Putin also told how his emaciated mother was carried out of a crumbling building on a stretcher close to death, after two-year-old Viktor, died from diphtheria and starvation, following months of siege and violent war. Putin's other brother, Albert, was born in the 1930s but died in infancy.
In details that echo Syria's harrowing conflict, Putin recounted that it was only years after Viktor's death that his family discovered where he had been buried – in a mass grave at Piskarevskoye Cemetery with 500,000 others.
He told how his father, Vladimir, nursed his mother, Maria, back to health, and she lived until 1999.
Writing in a separate article for the same magazine, he said: "I often heard grown-ups talking about it during my childhood. It was a catastrophe for the family. My mother lost her family too. And I was a late child. She had me when she was 41.
"But no one in my family was left untouched by the siege. Everyone put up with sorrow, despair, tragedy.
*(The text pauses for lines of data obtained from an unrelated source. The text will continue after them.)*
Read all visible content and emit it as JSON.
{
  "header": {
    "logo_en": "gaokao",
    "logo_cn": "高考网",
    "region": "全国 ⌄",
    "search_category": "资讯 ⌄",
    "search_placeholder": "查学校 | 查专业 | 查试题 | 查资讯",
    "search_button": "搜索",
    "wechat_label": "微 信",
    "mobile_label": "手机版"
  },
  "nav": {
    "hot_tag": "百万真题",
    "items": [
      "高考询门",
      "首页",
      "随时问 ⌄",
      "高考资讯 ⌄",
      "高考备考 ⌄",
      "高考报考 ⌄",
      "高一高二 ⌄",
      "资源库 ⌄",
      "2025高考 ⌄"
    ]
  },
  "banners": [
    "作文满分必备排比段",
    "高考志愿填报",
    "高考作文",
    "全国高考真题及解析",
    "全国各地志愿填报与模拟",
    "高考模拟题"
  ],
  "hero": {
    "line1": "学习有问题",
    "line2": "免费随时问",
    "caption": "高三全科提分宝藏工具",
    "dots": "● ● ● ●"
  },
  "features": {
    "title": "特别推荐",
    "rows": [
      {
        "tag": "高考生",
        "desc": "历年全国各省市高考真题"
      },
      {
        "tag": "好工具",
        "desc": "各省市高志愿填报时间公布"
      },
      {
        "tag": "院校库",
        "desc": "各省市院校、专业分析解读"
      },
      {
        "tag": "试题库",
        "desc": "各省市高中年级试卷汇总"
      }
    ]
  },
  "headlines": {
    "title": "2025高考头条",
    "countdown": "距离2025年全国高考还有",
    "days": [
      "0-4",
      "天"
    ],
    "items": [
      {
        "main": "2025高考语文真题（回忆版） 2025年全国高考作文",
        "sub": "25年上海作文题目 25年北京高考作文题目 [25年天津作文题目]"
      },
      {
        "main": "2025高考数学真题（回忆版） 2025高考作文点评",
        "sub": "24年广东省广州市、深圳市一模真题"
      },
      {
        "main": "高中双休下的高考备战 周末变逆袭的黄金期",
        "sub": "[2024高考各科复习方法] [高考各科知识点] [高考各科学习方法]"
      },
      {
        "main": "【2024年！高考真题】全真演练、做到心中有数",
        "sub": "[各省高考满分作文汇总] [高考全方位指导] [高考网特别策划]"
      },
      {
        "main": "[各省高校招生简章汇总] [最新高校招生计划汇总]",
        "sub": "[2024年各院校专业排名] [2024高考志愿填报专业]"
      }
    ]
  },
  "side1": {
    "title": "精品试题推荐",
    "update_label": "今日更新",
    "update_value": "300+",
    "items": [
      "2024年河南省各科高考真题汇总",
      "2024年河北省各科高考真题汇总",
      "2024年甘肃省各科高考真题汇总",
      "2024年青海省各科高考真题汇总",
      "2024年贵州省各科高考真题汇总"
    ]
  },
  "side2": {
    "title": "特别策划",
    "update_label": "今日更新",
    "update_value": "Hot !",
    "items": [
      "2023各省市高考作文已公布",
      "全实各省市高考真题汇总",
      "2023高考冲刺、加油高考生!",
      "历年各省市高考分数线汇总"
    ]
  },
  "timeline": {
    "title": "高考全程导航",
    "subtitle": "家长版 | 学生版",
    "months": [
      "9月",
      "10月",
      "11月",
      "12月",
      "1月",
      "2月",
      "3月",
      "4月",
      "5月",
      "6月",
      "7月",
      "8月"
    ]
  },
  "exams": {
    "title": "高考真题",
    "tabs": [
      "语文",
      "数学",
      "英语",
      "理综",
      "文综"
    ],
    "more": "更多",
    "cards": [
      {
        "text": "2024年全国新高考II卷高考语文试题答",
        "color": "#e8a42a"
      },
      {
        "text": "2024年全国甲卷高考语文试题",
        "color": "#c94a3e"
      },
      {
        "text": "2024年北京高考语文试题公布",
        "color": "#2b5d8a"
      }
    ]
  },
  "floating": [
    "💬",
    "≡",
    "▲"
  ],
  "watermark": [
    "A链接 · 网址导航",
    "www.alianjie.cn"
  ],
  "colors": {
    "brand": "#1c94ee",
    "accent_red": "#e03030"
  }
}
But the surprising thing is that they didn't hate the enemy."
Putin was born in 1952, seven years after the siege ended in 1944.
However, his alliance with Syria's President Bashar Al-Assad means thousands have been subjected to the same torturous conditions his family faced.
Syria's bloody civil war is the greatest humanitarian crisis the world has seen since the Second World War, with 13 million people in need of crucial humanitarian assistance.